You have to thank The Gramophone Company that it is still possible to hear Gertie singing Toy Town. According to an advertisement published in The Times on 15 November 1915:
‘The other day half-a-dozen motor cars pulled into the little village of Hayes Middlesex. The passengers in these cars were some of the most highly paid revue artistes of the world, consisting of the principals from the Palace Theatre who had come to “His Master’s Voice” Laboratories and Recording Rooms to re-enact the record Revue “Bric-a-Brac” [sic, contemporary accounts usually omit the accent].’
The wonderful facilities in this ‘laboratory’ meant that prospective buyers would ‘not only hear the voice of Miss Gertie Millar singing her hits, but you seem to catch the exclusive spirit of originality and individuality which characterizes all of Miss Millar’s work.’
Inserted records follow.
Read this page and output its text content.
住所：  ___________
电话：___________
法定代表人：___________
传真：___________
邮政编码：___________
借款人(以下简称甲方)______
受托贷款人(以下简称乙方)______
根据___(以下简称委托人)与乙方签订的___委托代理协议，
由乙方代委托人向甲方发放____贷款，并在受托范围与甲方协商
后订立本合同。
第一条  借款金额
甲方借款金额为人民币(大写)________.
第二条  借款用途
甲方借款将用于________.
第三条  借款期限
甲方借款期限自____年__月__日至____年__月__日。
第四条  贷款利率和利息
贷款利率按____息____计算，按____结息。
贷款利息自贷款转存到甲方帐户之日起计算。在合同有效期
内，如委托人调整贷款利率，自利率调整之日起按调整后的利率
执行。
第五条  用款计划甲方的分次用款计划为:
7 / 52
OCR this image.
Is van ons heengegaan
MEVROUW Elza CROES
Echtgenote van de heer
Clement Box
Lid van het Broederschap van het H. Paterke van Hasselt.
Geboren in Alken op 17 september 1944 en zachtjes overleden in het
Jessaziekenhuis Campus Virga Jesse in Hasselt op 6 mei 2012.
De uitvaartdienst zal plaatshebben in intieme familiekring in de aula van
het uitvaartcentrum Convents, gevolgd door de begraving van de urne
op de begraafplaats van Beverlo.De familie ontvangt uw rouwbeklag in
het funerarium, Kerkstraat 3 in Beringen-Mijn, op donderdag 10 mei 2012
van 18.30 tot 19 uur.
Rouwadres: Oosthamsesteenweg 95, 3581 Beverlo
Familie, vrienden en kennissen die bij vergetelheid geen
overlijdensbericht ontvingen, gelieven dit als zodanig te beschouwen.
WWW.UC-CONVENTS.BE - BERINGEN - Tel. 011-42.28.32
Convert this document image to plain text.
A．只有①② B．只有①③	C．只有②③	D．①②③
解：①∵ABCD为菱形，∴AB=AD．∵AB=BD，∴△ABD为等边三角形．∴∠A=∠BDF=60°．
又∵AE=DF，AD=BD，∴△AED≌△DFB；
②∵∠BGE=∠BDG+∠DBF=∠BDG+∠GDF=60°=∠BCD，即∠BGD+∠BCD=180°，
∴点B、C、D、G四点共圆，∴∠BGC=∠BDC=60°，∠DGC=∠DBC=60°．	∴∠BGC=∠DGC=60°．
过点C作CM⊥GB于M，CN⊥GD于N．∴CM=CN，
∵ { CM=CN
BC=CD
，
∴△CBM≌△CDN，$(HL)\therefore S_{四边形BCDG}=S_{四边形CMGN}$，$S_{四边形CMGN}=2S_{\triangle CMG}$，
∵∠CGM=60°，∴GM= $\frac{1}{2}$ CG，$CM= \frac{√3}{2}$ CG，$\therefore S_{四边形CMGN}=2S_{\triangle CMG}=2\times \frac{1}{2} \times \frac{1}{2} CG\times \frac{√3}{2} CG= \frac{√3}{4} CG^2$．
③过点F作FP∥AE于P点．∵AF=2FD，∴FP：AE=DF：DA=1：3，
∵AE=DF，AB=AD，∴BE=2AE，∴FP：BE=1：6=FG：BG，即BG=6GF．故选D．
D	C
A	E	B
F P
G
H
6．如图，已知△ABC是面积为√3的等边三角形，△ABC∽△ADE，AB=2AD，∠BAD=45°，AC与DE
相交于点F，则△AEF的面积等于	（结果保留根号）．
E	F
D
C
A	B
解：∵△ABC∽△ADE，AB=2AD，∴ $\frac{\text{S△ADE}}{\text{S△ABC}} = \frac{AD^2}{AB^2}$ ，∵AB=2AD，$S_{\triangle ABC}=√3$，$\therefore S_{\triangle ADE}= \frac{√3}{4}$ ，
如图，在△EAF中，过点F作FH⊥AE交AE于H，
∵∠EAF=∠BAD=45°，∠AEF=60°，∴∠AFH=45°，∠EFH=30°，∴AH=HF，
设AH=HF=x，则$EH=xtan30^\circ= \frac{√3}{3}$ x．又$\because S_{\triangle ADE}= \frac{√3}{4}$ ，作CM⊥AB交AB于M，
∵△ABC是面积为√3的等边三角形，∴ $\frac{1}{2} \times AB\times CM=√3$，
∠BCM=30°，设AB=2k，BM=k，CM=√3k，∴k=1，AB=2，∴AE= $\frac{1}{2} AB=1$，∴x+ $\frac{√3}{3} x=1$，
This was good news for people outside London as ‘no matter how remote your home may be from the metropolis of the world, you can produce within the confines of your home, the record Revue of this year, “Bric-a-Brac”, in all its original purity and charm.’
Never mind the record, what about the dog, I hear you asking. The website of the National Portrait Gallery features a considerable number of photographs taken by Rita Martin. One of them is enticingly listed as ‘Gertie Millar as Jumping Jack with her dog “Chum” in “On The Tiles” a sketch from “Bric-à-Brac”‘. There is no accompanying image, but the description seems to refer to a photo from the sequence shown here.
Judging from Gertie and Chum’s interaction and the fact the our album contains the above photo of Gertie, this time in fashionable dress, I would not be surprised if the dog was hers, rather than a living studio prop. Gertie’s love of dogs was well known. James Jupp, stage door-keeper at the Gaiety for more than 30 years, recalled:
‘Miss Gertie Millar is an example of what talent and personality will do on the stage. There was a time when police had to marshal the crowds that gathered round the theatre to catch even a fleeting glimpse of her, as with her Pekingese, she darted from stage-door to motor-car’ (The Gaiety Stage Door, 1923, p. 55).
In 1934, no other than P.G. Wodehouse, then Gertie’s neighbor in Le Touquet in France, mentioned in a letter that he had been asked to ‘exercise her spotted carriage dog occasionally’.
I will give Gertie, her Pekingese, Mastiff and Dalmatian a well-deserved break now. I am hoping to get an appointment at the National Portrait Gallery and will report on Rita Martin once I’ve been there. For now, I hope you enjoy the photos as much as I do.
* Information about Weigall and his involvement in Bric-à-Brac is from Julia Hankey’s book A Passion for Egypt: Arthur Weigall, Tutankhamun and the ‘Curse of the Pharaos (Tauris 2007).